COLLAGES, TRESSAGES, DÉTOURS ET DÉCHIRS
La nature même du
papier permet toutes sortes d'actions sur lui, et avec lui : déchirer,
froisser, plier, gratter, lacérer,
inciser..., ce que Benrath a peu utilisé, mis à part les imprévisibles hasards
de l'énergie gestuelle trouant parfois le papier, la déchirure devenant alors
un élément plastique à part entière. Il a réalisé trois types de collages,
redonnant ainsi une nouvelle chance à certaines de ses œuvres sur papier,
destinées à la poubelle. D'une part des collages sans référence, avec
uniquement des morceaux de ses papiers peints, lui ont permis d'expérimenter
certaines techniques singulières comme le tressage, ou certains formats comme
les tondos (ronds) de 1984. D'autre part, en aventure unique, les collages
reproduits dans le livre de Jean-Marie Bloch, Les formes de l'empreinte, traduisent
sa vision picturale analytique de certaines photos, comme celles de Doisneau,
ou de Stieglitz. En dernier lieu, les cartes postales détournées, nées
d'un échange épistolaire entre Vuarnet et Benrath, mêlent certains éléments
figuratifs des cartes servant de support, avec des fragments abstraits de
peintures déchirées ou découpées, ainsi que des photos détourées, souvent en
relation avec la vie de l'expéditeur ou du destinataire. Ces dernières
compositions peuvent donc receler quelque chose d'intime et de confidentiel pas
forcément décelable à un regard non averti. Ce dialogue créateur entre les deux
amis a eu suffisamment d'importance pour qu'ils désirent en faire un livre.
Mais ce projet resta à l'état d'ébauche, non abouti pour de complexes raisons.
LA PEAU DU PAPIER
Imprévisible et
prometteuse présence du papier, aux innombrables ressources. Terreau fertile à
la fois avide et généreux, le papier se comporte comme un épiderme vivant,
sensible, avec son grain, aussi expressif que le timbre d'une voix. Jamais
passif, jamais neutre, le papier répond et s'émeut, toujours réactif, capable
de vibrer à la moindre intervention. Plus ou moins fragile, plus ou moins
souple, absorbant ou poreux, le papier peut s'enivrer, se gorger d'eau comme
une terre inondée. Une contrainte cependant : l'emploi de médiums solubles dans
l'eau, encres, gouache, aquarelle, acrylique, souvent utilisés par Benrath, sur
ce support perméable, exclut quasiment toute possibilité de repentir. Toute
trace colorée sur papier ne peut être effacée, peut difficilement être occultée
sous une autre.

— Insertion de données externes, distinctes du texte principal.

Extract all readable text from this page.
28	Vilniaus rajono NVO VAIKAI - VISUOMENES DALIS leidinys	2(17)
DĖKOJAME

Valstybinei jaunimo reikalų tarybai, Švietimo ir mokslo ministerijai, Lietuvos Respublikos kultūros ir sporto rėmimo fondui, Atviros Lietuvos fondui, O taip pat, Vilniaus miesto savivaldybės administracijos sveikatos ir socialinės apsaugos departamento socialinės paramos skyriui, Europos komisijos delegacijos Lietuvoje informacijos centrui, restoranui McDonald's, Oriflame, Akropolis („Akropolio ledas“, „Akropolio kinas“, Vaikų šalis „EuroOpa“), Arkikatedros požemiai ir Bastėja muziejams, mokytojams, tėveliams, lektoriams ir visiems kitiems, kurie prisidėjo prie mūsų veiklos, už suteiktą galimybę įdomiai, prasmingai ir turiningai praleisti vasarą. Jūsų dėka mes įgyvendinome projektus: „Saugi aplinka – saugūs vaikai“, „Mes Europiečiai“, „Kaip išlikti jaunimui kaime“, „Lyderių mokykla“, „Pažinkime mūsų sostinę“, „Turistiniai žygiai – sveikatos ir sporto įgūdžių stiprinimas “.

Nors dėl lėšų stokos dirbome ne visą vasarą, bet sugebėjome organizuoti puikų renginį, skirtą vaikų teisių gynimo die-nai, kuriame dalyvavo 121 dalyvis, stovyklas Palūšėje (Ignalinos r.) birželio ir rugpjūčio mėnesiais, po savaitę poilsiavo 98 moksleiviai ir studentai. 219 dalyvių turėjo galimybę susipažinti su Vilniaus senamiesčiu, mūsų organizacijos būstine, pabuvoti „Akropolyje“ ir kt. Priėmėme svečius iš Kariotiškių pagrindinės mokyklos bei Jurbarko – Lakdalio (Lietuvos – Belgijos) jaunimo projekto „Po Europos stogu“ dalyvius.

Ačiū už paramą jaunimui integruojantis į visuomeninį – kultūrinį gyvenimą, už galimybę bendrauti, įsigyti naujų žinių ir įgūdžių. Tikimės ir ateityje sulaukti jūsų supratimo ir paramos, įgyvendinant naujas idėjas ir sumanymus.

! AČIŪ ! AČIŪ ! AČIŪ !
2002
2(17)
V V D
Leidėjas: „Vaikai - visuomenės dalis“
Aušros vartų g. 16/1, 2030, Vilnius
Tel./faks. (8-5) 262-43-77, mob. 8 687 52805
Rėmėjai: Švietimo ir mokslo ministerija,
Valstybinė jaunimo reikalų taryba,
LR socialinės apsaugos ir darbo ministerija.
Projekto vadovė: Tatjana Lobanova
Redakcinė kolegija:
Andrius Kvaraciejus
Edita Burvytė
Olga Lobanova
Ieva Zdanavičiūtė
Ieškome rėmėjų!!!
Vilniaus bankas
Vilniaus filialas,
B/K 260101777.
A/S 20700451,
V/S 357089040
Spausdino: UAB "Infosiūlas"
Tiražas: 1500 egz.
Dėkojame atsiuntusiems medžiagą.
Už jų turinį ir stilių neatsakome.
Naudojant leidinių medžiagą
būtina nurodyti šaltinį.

L'image apparaissante ne peut plus disparaître totalement au
profit d'une nouvelle autre, contrairement aux potentialités du travail à
l'huile sur toile. Ceci instaure une gestuelle et une gestion du temps très particulières.
LA PART DU VIDE
Tantôt la surface
de la feuille de papier est entièrement recouverte de couleur, à l'image
des tableaux sur toile. C'est le cas de
quelques œuvres, uniques ou en séries : en début de parcours, les gouaches des Zones
d'insécurité vers 1954-1958, et en fin de parcours les
tardives acryliques sur carton
d'après 1987, toutes les Pièces
brèves, Pour Hölderlin, Engadiner Brief, Péninsules, Contre-jour, jusqu'aux
ultimes presque monochromes Ainsi la nuit. Dans ces dernières, l'intense
irradiation vibratoire, portée à son paroxysme, semble monter du cœur même de
la pâte picturale, dans une dense symbiose trinitaire couleur-lumière-matière,
où profondeur et surface ne font plus qu'un. En période intermédiaire,
l'exceptionnelle série des Violets d'Égypte de 1968 fait apparaître
la lumière par translucidité soustractive dans le
déliement, voire le délitement, du nœud central.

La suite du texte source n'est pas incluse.